Johnson made eight of Minnesota’s 17 3-point baskets, and most of them came down the stretch in regulation and in overtime.
Iowa left Johnson wide open on some shots, but he still had to make them, and he did with the game on the line..
Sometimes, you just have to tip your hat to your opponent and use the adversity as a learning experience.
Fifth-ranked Iowa seems to have done that, considering it has won three games in a row since the Christmas day collapse, including the last two on the road at Maryland and Rutgers.
Iowa is living up to its preseason hype and expectations, while No. 16 Minnesota, with records of 10-3 overall and 3-3 in the Big Ten, has exceeded expectations, with the win over Iowa part of the reason.
Four Gophers average double figures in scoring led by senior guard Marcus Carr at 21.5 points per game. Carr scored 30 points in the first game against Iowa.
Junior center and Davenport native Liam Robbins, who transferred from Drake last summer, scored 18 points and had four blocks in the first game against Iowa, while Iowa center Luka Garza had 32 points and 17 rebounds.

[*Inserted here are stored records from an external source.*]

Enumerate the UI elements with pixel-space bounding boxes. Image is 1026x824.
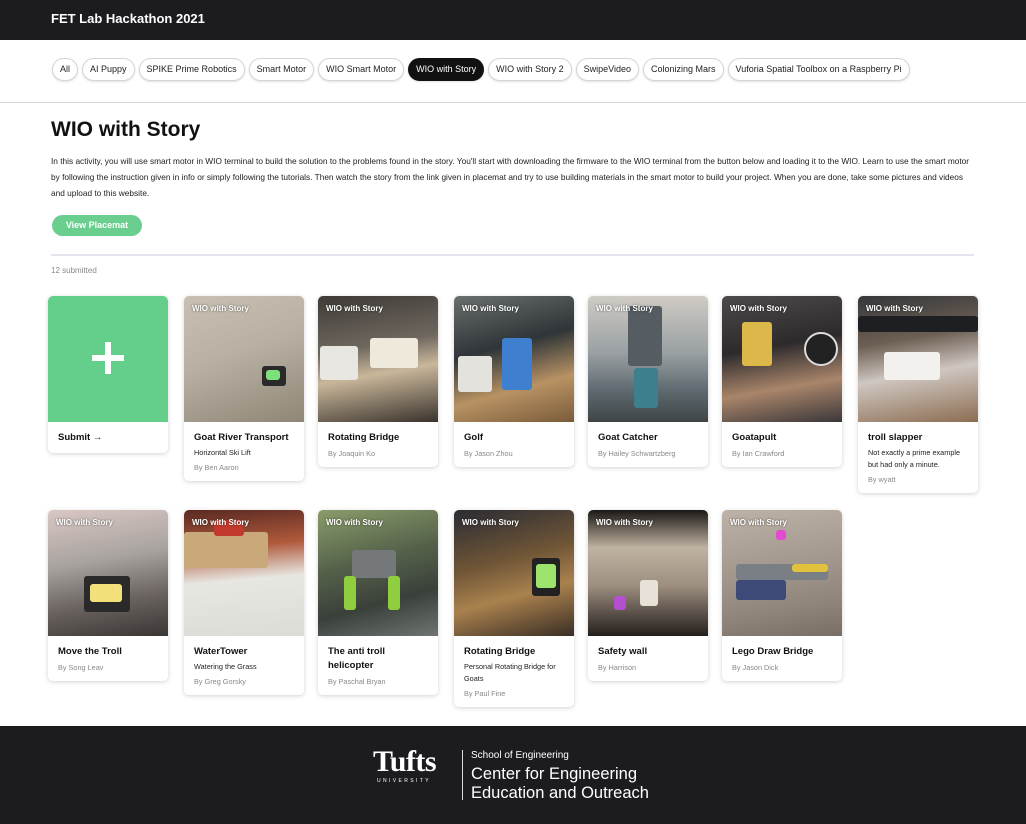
category-badge: WIO with Story [462,518,519,527]
project-card[interactable]: WIO with Story Lego Draw Bridge By Jason… [722,510,842,681]
project-card[interactable]: WIO with Story WaterTower Watering the G… [184,510,304,695]
project-author: By Ian Crawford [732,449,785,458]
view-placemat-button[interactable]: View Placemat [52,215,142,236]
submit-thumbnail[interactable] [48,296,168,422]
tufts-university-wordmark: UNIVERSITY [377,778,432,784]
project-card[interactable]: WIO with Story The anti troll helicopter… [318,510,438,695]
category-badge: WIO with Story [326,304,383,313]
submit-label[interactable]: Submit → [58,431,158,445]
category-badge: WIO with Story [326,518,383,527]
project-title[interactable]: Rotating Bridge [328,431,428,445]
project-title[interactable]: Safety wall [598,645,698,659]
category-tabs: All AI Puppy SPIKE Prime Robotics Smart … [52,58,910,81]
activity-description: In this activity, you will use smart mot… [51,156,970,199]
tab-wio-with-story[interactable]: WIO with Story [408,58,485,81]
project-author: By Paschal Bryan [328,677,386,686]
category-badge: WIO with Story [192,518,249,527]
project-subtitle: Watering the Grass [194,662,257,671]
category-badge: WIO with Story [866,304,923,313]
category-badge: WIO with Story [596,518,653,527]
project-thumbnail[interactable]: WIO with Story [184,510,304,636]
submit-card[interactable]: Submit → [48,296,168,453]
project-author: By Paul Fine [464,689,506,698]
project-title[interactable]: Move the Troll [58,645,158,659]
project-subtitle: Horizontal Ski Lift [194,448,251,457]
project-thumbnail[interactable]: WIO with Story [318,510,438,636]
tab-all[interactable]: All [52,58,79,81]
tufts-logo[interactable]: Tufts [373,747,437,777]
tab-ai-puppy[interactable]: AI Puppy [82,58,135,81]
center-name-line1: Center for Engineering [471,765,638,783]
project-title[interactable]: Golf [464,431,564,445]
submitted-count: 12 submitted [51,266,97,275]
tab-colonizing-mars[interactable]: Colonizing Mars [643,58,724,81]
project-card[interactable]: WIO with Story Goatapult By Ian Crawford [722,296,842,467]
project-title[interactable]: Lego Draw Bridge [732,645,832,659]
project-author: By Harrison [598,663,637,672]
divider [0,102,1026,103]
top-bar: FET Lab Hackathon 2021 [0,0,1026,40]
project-title[interactable]: troll slapper [868,431,968,445]
project-title[interactable]: WaterTower [194,645,294,659]
project-thumbnail[interactable]: WIO with Story [588,296,708,422]
tab-spike-prime-robotics[interactable]: SPIKE Prime Robotics [138,58,245,81]
project-title[interactable]: Goat River Transport [194,431,294,445]
project-thumbnail[interactable]: WIO with Story [858,296,978,422]
project-author: By Song Leav [58,663,104,672]
project-title[interactable]: The anti troll helicopter [328,645,428,673]
tab-wio-smart-motor[interactable]: WIO Smart Motor [318,58,405,81]
project-author: By Hailey Schwartzberg [598,449,676,458]
category-badge: WIO with Story [730,304,787,313]
project-card[interactable]: WIO with Story Rotating Bridge Personal … [454,510,574,707]
project-card[interactable]: WIO with Story Goat Catcher By Hailey Sc… [588,296,708,467]
project-card[interactable]: WIO with Story Golf By Jason Zhou [454,296,574,467]
project-author: By Joaquin Ko [328,449,376,458]
project-thumbnail[interactable]: WIO with Story [454,296,574,422]
project-card[interactable]: WIO with Story Rotating Bridge By Joaqui… [318,296,438,467]
project-author: By wyatt [868,475,896,484]
footer-divider [462,750,463,800]
project-thumbnail[interactable]: WIO with Story [454,510,574,636]
project-thumbnail[interactable]: WIO with Story [184,296,304,422]
project-thumbnail[interactable]: WIO with Story [318,296,438,422]
category-badge: WIO with Story [56,518,113,527]
project-card[interactable]: WIO with Story Safety wall By Harrison [588,510,708,681]
project-author: By Ben Aaron [194,463,239,472]
category-badge: WIO with Story [596,304,653,313]
project-title[interactable]: Goatapult [732,431,832,445]
tab-swipevideo[interactable]: SwipeVideo [575,58,640,81]
center-name-line2: Education and Outreach [471,784,649,802]
project-subtitle: Not exactly a prime example but had only… [868,448,961,469]
project-author: By Jason Dick [732,663,779,672]
project-thumbnail[interactable]: WIO with Story [722,510,842,636]
project-card[interactable]: WIO with Story troll slapper Not exactly… [858,296,978,493]
tab-smart-motor[interactable]: Smart Motor [248,58,315,81]
project-author: By Jason Zhou [464,449,513,458]
project-card[interactable]: WIO with Story Move the Troll By Song Le… [48,510,168,681]
category-badge: WIO with Story [192,304,249,313]
project-card[interactable]: WIO with Story Goat River Transport Hori… [184,296,304,481]
project-thumbnail[interactable]: WIO with Story [722,296,842,422]
school-name: School of Engineering [471,750,569,761]
project-subtitle: Personal Rotating Bridge for Goats [464,662,556,683]
tab-vuforia[interactable]: Vuforia Spatial Toolbox on a Raspberry P… [727,58,910,81]
tab-wio-with-story-2[interactable]: WIO with Story 2 [488,58,572,81]
project-author: By Greg Gorsky [194,677,246,686]
project-thumbnail[interactable]: WIO with Story [48,510,168,636]
category-badge: WIO with Story [462,304,519,313]
project-title[interactable]: Rotating Bridge [464,645,564,659]
site-title[interactable]: FET Lab Hackathon 2021 [51,11,205,26]
project-thumbnail[interactable]: WIO with Story [588,510,708,636]
project-title[interactable]: Goat Catcher [598,431,698,445]
plus-icon [92,342,124,374]
divider [51,254,974,256]
page-title: WIO with Story [51,118,201,141]
category-badge: WIO with Story [730,518,787,527]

Minnesota’s biggest problem this season has been an inability to win on the road where its three setbacks have come by an average of 21.3 points, but were also played at three of the top teams in the league (Illinois, Wisconsin, and Michigan).
Sunday’s game against Iowa will make it four of the top teams that Minnesota has faced on the road.
How Carr performs could go a long way in determining the outcome. He has averaged 23.9 points in Minnesota’s 10 wins, all of which have come at home, and 13.3 points in the three road losses.
“That’s not an easy team to guard,” Fran McCaffery said. “They run good stuff. Carr is a handful, Robbins is a handful. But they’ve got other guys, other weapons. We were not – I use this word all the time – we weren’t connected in that game. We were trying, but we weren’t cohesive. We tended to rely on our ability to score, which happens sometimes with us. But I think defensively since then, we’ve been substantially better.”
Iowa vs. Minnesota
When: Sunday, 1:33 p.m.
Where: Carver-Hawkeye Arena
TV: Big Ten Network
Radio: Hawkeye Radio Network
All-time series: Minnesota holds a 107-97 advantage in the series. The 204 meetings are the most Iowa has played against any opponent. The two teams have split the last 10 contests, dating back to 2015. Eight of the last 11 meetings, dating back to 2014, have been decided by seven points or less. Iowa holds a 58-41 advantage in games played in Iowa City and a 22-10 advantage at Carver-Hawkeye Arena. Iowa has won 13 of the last 18 meetings in Iowa City, including six of the last seven.